Parmi les propositions les plus discutées, l’extension du RSA aux jeunes de moins de 25 ans ayant déjà travaillé – ou du moins, comme le dit le livre vert, à « une fraction » de ces jeunes : « Sont plus précisément visés les jeunes de moins de 25 ans justifiant, par exemple, d’un nombre à fixer de trimestres consécutifs validés au titre de l’assurance vieillesse, ce critère constituant une approximation de leur insertion sur le marché du travail. »
Lundi, le secrétaire général de l’UMP, Xavier Bertrand, s’est dit réservé sur ce projet : « Les jeunes n’ont pas besoin d’un RSA jeunes, comme ils n’avaient pas besoin hier d’un RMI jeunes ou d’un Smic jeunes. Ils ont besoin d’un emploi et il faut mettre, avant tout, la priorité sur l’emploi des jeunes », a-t-il déclaré, avant d’ajouter, cependant, qu’« un jeune qui aura commencé à tra­vailler très tôt et qui aura pu justifier d’un certain nom­bre d’années d’emploi ne doit pas se trouver privé d’aide pour l’accompagner ». Le coût de cette me­sure dé­pend évidemment de la con­dition d’entrée dans ce dispositif (nombre de trimes­tres validés). Nicolas Sarkozy l’a précisée mardi : il faudra que le jeune actif ait travaillé au moins deux ans au cours des trois années précédentes.

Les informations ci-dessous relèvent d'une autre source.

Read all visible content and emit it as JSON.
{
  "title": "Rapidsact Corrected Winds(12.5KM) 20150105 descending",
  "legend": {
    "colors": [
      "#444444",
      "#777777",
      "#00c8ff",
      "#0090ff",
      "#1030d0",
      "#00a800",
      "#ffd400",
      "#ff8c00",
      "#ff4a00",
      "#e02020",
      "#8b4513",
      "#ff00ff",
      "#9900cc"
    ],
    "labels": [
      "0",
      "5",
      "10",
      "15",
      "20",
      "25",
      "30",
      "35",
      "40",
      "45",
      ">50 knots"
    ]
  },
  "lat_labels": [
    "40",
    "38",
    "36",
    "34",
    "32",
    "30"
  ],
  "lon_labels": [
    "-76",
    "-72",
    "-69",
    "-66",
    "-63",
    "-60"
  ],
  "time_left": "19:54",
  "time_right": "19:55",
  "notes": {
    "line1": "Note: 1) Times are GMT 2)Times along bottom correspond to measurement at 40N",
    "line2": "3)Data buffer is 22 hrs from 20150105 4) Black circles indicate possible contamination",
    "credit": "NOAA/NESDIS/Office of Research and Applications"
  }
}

Controverse, à droite, sur la “dotation autonomie”

Le livre vert proposait aussi la création d’une « dotation » ou d’une « allocation » universelle visant à « soutenir » l’autonomie des jeunes, qu’ils soient en formation, salariés ou sans activité. Le haut-commissaire plaidait plutôt pour la dotation, c’est-à-dire l’octroi d’un capital « dont l’emploi serait librement déterminé par le jeune » : financement d’études, paiement du permis de conduire, aide à la recherche d’un premier emploi…

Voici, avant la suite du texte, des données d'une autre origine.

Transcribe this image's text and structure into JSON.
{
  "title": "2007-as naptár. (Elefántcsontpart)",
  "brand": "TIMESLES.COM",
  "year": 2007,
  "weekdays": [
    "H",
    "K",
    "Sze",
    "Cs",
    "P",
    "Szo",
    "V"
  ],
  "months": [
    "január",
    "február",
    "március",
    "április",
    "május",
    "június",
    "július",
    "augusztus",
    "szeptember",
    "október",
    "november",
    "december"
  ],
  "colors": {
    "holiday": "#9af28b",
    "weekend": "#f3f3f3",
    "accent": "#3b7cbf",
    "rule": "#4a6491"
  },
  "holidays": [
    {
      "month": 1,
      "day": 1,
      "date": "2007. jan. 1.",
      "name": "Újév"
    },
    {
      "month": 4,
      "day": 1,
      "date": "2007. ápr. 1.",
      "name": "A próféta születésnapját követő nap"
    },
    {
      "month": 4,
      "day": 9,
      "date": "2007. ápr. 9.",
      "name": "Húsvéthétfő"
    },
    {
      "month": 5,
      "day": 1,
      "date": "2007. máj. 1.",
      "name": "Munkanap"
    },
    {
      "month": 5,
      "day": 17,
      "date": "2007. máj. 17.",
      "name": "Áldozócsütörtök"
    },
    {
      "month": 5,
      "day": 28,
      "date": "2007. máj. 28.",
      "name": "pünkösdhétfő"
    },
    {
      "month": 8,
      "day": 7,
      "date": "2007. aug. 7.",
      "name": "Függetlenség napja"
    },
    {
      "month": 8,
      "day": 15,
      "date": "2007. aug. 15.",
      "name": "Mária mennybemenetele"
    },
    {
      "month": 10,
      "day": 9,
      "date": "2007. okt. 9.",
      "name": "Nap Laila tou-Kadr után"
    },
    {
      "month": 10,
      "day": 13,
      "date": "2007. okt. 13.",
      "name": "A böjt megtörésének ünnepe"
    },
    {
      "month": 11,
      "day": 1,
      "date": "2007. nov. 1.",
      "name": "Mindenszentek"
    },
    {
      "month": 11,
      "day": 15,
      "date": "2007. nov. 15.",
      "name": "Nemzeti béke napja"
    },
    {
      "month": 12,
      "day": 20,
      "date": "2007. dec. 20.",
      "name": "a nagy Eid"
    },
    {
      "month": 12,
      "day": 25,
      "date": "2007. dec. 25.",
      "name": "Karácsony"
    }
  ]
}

Cette dotation « serait plus forte pour les jeunes issus de familles modestes, avec un socle uni­versel. Elle comprendrait une part remboursable mobilisable à la demande du jeune ». La formule de l’allocation (versement pé­rio­dique d’une aide finan­cière) rapprochait encore le dispositif des propositions faites, en son temps, par Lionel Jospin et par l’Unef, syn­dicat étudiant de gauche – ce qui explique l’hostilité d’une partie de la majorité à cette proposition.

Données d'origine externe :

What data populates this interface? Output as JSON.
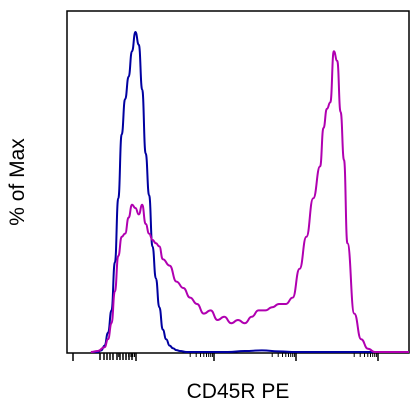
{
  "chart_data": {
    "type": "line",
    "title": "",
    "xlabel": "CD45R PE",
    "ylabel": "% of Max",
    "x_scale": "log (flow cytometry biexponential display, no printed tick labels)",
    "xlim": [
      0,
      100
    ],
    "ylim": [
      0,
      100
    ],
    "grid": false,
    "legend": "none",
    "x_tick_labels": [],
    "y_tick_labels": [],
    "series": [
      {
        "color": "#0000a0",
        "x": [
          7,
          9,
          10,
          11,
          12,
          13,
          14,
          15,
          16,
          17,
          18,
          19,
          20,
          21,
          22,
          23,
          24,
          25,
          26,
          27,
          28,
          29,
          30,
          31,
          32,
          33,
          35,
          38,
          42,
          47,
          52,
          57,
          62,
          67,
          75,
          85,
          95,
          100
        ],
        "y": [
          0,
          0,
          0.5,
          2,
          6,
          13,
          28,
          48,
          68,
          79,
          86,
          94,
          100,
          96,
          82,
          62,
          49,
          33,
          23,
          14,
          7,
          4,
          2,
          1.2,
          0.6,
          0.3,
          0,
          0,
          0,
          0,
          0.3,
          0.5,
          0.2,
          0,
          0,
          0,
          0,
          0
        ]
      },
      {
        "color": "#b000b0",
        "x": [
          7,
          9,
          11,
          12,
          13,
          14,
          15,
          16,
          17,
          18,
          19,
          20,
          21,
          22,
          23,
          24,
          25,
          26,
          27,
          28,
          30,
          32,
          34,
          36,
          38,
          40,
          42,
          44,
          46,
          48,
          50,
          52,
          54,
          56,
          58,
          60,
          62,
          64,
          66,
          68,
          70,
          72,
          74,
          75,
          76,
          77,
          78,
          79,
          80,
          81,
          82,
          84,
          86,
          88,
          90,
          95,
          100
        ],
        "y": [
          0,
          0.3,
          1.5,
          4,
          9,
          19,
          30,
          36,
          37,
          42,
          46,
          45,
          43,
          46,
          40,
          37,
          35,
          34,
          33,
          29,
          27,
          22,
          20,
          17,
          15,
          12,
          13,
          10,
          11,
          9,
          10,
          9,
          11,
          13,
          13,
          14,
          15,
          15,
          17,
          26,
          36,
          48,
          58,
          70,
          76,
          78,
          94,
          91,
          75,
          60,
          34,
          12,
          4,
          1,
          0,
          0,
          0
        ]
      }
    ]
  }
}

« Il ne faut pas que l’on revienne à un nouveau Smic jeunes et à l’assistanat », prévenait lundi l’ancien mi­nistre de la Famille, Christian Jacob, aujour­d’hui député UMP de Seine-et-Marne. « On ne peut pas étendre les prestations sociales indéfiniment », ajoutait Jean-Michel Fourgous (Yvelines). « On a toujours été hostile à l’idée d’un RMI jeunes, c’est-à-dire une sorte d’allocation qui serait distribuée uniquement parce qu’on est jeune et quelle que soit sa situation », précisait le porte-parole de l’UMP, Frédéric Lefebvre. Le livre vert posait cependant des conditions à la création de cette dotation, notamment qu’elle « contribue à aug­menter le niveau de qualification des jeunes » et qu’elle « améliore la transition entre formation et emploi ». On pouvait y lire : « Un système qui se traduirait par un coût net pour les finances pu­bliques sans répondre à ces objectifs ne serait pas une bonne réponse à la situation des jeunes. »

Martin Hirsch a finalement convaincu le chef de l’État d’« expérimenter » ce dispositif.